6. A recente história da ordem jurídica brasileira comprova a criação dos juizados especiais de pequenas causa cíveis e criminais no sentido de agilizar o direito de ingresso à justiça pública, com, procedimentos menos formais. Por sua vez, a Lei 9307/96 avançou em matéria de acessibilidade e de julgamento de determinados litígios disponíveis de justiça privada. Não se trata de abertura pura e simples do sistema de publicidade do direito positivo, mas de viabilizar a privatização e a solução de todos os conflitos em que existem interesses jurídicos privados inter partes. A jurisdição continua sendo função constitucional do direito do Estado, que, em si, na concepção sistemática do juspositivismo, não está sujeita a um processo generalizado de privatização da justiça.

7. No plano da realidade prática, a lei de arbitragem promulgada no Brasil criou condições legais para institucionalizar um sistema de justiça privada, dentro do sistema de justiça pública, que envolve litígios jurídicos e em que prevalece o princípio da disponibilidade dos direitos das partes.

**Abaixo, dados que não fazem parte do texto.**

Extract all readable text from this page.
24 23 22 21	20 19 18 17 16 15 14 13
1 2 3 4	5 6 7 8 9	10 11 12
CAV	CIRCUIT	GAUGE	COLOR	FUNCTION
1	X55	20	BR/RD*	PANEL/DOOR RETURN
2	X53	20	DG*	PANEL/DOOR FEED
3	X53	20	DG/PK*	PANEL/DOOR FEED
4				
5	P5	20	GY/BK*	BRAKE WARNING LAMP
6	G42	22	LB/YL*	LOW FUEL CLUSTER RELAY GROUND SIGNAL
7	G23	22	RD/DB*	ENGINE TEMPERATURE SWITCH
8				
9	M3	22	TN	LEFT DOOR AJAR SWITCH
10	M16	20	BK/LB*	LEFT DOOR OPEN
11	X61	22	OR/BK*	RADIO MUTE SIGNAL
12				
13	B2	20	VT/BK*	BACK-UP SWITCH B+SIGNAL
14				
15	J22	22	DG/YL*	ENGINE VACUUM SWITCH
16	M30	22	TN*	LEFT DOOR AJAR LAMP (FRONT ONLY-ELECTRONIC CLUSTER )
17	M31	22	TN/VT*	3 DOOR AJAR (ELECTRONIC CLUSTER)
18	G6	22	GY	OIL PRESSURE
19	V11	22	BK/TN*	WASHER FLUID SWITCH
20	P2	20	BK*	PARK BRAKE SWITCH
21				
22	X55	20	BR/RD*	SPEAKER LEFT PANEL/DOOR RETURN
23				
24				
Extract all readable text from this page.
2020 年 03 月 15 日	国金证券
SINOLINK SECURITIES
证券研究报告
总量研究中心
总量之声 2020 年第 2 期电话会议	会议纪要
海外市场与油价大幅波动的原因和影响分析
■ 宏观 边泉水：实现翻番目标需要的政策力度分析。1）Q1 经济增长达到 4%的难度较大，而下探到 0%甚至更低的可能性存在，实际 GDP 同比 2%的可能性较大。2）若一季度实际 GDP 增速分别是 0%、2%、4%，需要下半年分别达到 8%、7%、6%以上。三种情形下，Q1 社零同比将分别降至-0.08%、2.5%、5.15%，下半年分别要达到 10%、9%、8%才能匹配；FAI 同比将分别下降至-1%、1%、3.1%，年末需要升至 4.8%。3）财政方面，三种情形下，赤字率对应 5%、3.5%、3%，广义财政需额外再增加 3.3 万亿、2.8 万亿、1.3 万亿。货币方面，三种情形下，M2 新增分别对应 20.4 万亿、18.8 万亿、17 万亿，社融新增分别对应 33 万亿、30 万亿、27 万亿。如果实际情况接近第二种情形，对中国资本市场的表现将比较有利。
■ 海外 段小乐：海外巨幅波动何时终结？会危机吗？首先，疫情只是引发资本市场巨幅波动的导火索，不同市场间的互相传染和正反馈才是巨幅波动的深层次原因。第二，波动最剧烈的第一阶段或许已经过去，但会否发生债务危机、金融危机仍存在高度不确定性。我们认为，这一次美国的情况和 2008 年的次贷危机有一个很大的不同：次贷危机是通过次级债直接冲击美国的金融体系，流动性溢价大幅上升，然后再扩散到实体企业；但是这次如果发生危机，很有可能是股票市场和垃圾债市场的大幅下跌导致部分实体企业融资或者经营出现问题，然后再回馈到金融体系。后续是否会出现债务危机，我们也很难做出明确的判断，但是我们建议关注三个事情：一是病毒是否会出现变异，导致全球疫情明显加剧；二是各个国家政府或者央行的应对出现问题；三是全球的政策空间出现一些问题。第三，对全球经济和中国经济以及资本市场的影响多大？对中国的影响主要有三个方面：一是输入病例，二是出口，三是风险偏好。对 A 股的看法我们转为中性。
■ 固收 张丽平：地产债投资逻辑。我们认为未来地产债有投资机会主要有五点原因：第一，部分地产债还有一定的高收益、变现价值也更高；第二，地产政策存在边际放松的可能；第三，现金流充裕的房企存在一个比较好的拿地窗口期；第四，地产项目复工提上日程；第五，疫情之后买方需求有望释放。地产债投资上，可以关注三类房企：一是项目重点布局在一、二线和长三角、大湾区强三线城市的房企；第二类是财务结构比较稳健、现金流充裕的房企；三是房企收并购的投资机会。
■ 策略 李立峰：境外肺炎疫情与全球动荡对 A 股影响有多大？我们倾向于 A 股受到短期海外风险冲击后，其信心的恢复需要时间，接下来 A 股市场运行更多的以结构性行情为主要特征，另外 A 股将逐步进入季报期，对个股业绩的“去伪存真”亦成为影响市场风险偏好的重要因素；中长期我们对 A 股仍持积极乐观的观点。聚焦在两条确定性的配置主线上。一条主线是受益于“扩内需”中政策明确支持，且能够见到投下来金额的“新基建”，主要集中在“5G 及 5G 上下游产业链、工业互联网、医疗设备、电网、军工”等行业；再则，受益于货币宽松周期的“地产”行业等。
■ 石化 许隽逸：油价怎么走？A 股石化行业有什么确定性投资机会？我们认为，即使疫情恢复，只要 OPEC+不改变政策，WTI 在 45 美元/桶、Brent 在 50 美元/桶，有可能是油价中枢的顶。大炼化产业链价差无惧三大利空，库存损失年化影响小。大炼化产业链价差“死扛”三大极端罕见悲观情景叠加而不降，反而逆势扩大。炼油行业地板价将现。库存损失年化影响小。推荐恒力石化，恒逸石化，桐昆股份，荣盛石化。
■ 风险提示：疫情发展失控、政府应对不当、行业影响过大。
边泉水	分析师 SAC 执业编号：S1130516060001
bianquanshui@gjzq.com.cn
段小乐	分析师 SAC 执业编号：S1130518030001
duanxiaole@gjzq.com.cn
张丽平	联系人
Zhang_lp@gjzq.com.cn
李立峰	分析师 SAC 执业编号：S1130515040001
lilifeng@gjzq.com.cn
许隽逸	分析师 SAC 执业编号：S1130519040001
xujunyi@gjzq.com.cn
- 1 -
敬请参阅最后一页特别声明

Não se trata de sistema único, autônomo ou superador do sistema da justiça pública; ao contrário, a arbitragem de justiça privada funciona ao lado da jurisdição estatal, como equivalente jurisdicional à solução de casos concretos estritamente previstos na lei. Além disso, a arbitragem, como instrumento de acordo e de mediação negocial das partes, permite que o árbitro aplique regras escolhidas pelos próprios litigantes; com efeito, as regras de mediação e de conciliação servem de suporte básico à solução do litígio jurídico, objeto da arbitragem (Figueira Júnior, 1999).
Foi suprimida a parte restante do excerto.